The other student from the American House remarked how amazing it was that we were swimming in a river in Russia, the only Americans around for miles and miles. It made me realize how amazing the past few years have been for me. Swimming in a river in Russia, check. Jumping off of cliffs in Croatia, check. Scuba diving the Great Barrier Reef, check. Riding a camel in Morocco, check. I sometimes forget that I didn’t start traveling abroad until 2003, and somehow since then I’ve been to 25 different countries not counting repeat trips. It’s been amazing. I was in Russia! In a river! After being a cucumber festival! I floated on the river and let the whole experience sink in.

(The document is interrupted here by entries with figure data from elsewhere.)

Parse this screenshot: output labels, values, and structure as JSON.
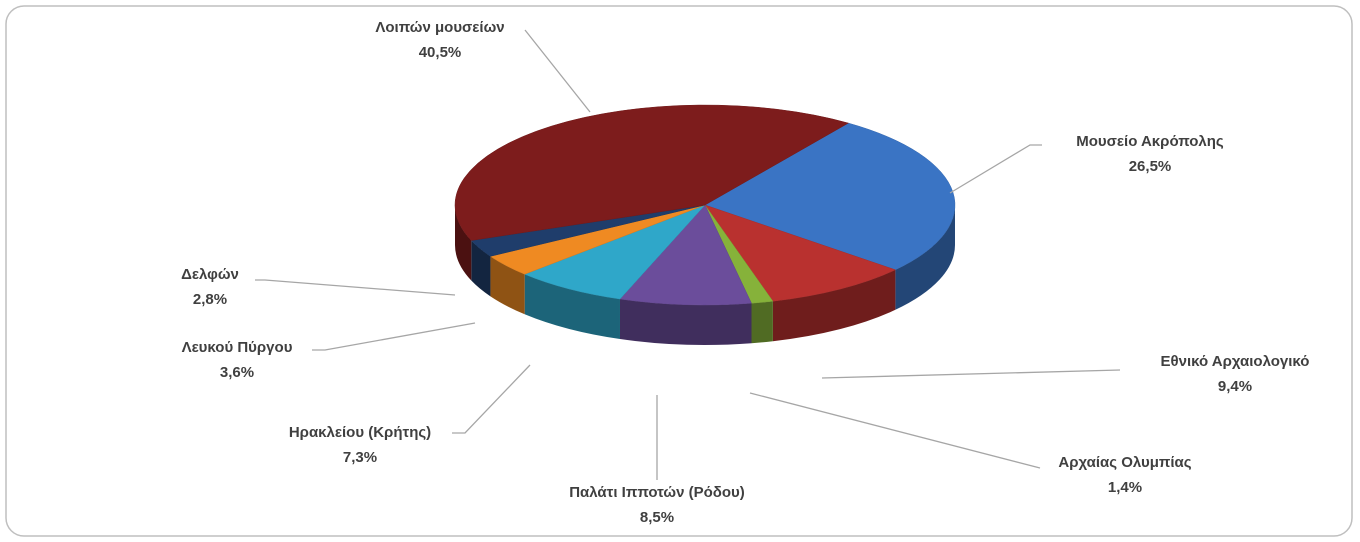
{
  "chart_data": {
    "type": "pie",
    "categories": [
      "Μουσείο Ακρόπολης",
      "Εθνικό Αρχαιολογικό",
      "Αρχαίας Ολυμπίας",
      "Παλάτι Ιπποτών (Ρόδου)",
      "Ηρακλείου (Κρήτης)",
      "Λευκού Πύργου",
      "Δελφών",
      "Λοιπών μουσείων"
    ],
    "values": [
      26.5,
      9.4,
      1.4,
      8.5,
      7.3,
      3.6,
      2.8,
      40.5
    ],
    "value_labels": [
      "26,5%",
      "9,4%",
      "1,4%",
      "8,5%",
      "7,3%",
      "3,6%",
      "2,8%",
      "40,5%"
    ],
    "colors": [
      "#3a74c4",
      "#b9312f",
      "#86b23a",
      "#6b4d9b",
      "#2fa7c9",
      "#ef8a22",
      "#1f3d6b",
      "#7d1c1c"
    ]
  }
}
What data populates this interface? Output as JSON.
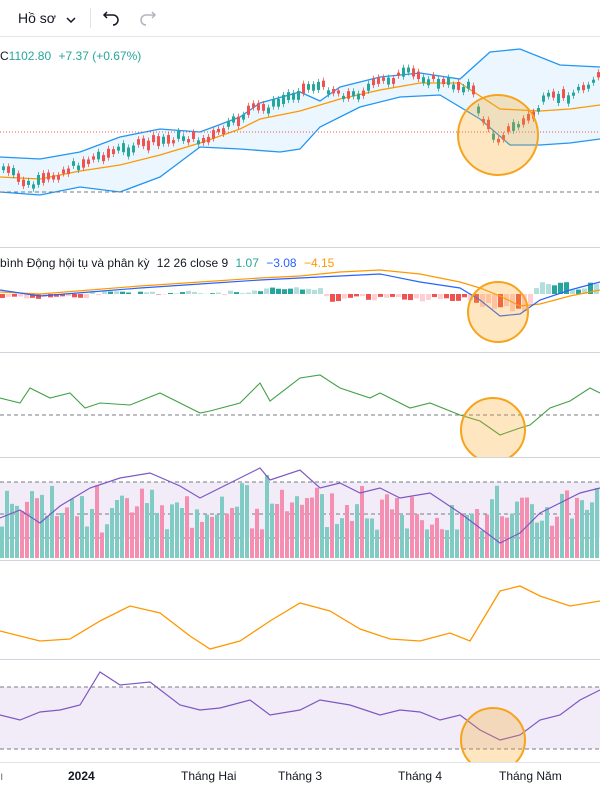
{
  "toolbar": {
    "profile_label": "Hồ sơ",
    "undo_icon": "undo-icon",
    "redo_icon": "redo-icon"
  },
  "price_legend": {
    "symbol_tail": "C",
    "price": "1102.80",
    "change": "+7.37 (+0.67%)"
  },
  "macd_legend": {
    "name": "bình Động hội tụ và phân kỳ",
    "params": "12 26 close 9",
    "hist_value": "1.07",
    "macd_value": "−3.08",
    "signal_value": "−4.15"
  },
  "x_axis": {
    "labels": [
      "2024",
      "Tháng Hai",
      "Tháng 3",
      "Tháng 4",
      "Tháng Năm"
    ],
    "partial_left": "ı"
  },
  "colors": {
    "up": "#26a69a",
    "down": "#ef5350",
    "bb_band": "#2196f3",
    "bb_fill": "#e3f2fd",
    "ma": "#ff9800",
    "macd_line": "#2962ff",
    "signal_line": "#ff9800",
    "green_line": "#43a047",
    "purple_line": "#7e57c2",
    "purple_fill": "#ede7f6",
    "highlight_circle": "#f7a41d"
  }
}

About 15 minutes later storm clouds started to roll in, and the family decided to head back to the dacha to finish grilling the shashlik. As I got out of the water feeling all zen from all that deep thinking I was doing, Anton called out my name.***
“Hey Jill,” he said in his heavily accented English, “You look like one of those, what do you say the phrase is, Wet T-Shirt Contest!”
I looked down and saw that the grey t-shirt I was wearing was not nearly as dark as I had originally hoped. I scowled at Anton and made a dash (and yet I hope noble) for my towel. “Thanks for telling me,” I grumbled at him.
“Yes, I thought I should probably be a gentleman and hand you a towel, but then I say no, I’d rather stare.”
My zen moment of appreciating the differences in the world was completely destroyed then as I realized no matter where I go, boys will always be boys.
*For the record it was about as tomato-y as you’d expect a tomato festival in Camden to be. We lasted 15 minutes after we saw more police officers than tomatoes.
**I'd like to sum up Masha's experience for the day by saying Poor Masha. The girl had a deer in the headlights look to her all day when she realized she'd gotten into a car with three people who spoke English. She spent a lot of the day wide eyed and whispering to me in Russian.
**Also for the record, I’m about as deep as a plate of Jell-o. On average, I spend more time wondering about what I’m going to wear tomorrow than I do about anything zen or self-help related.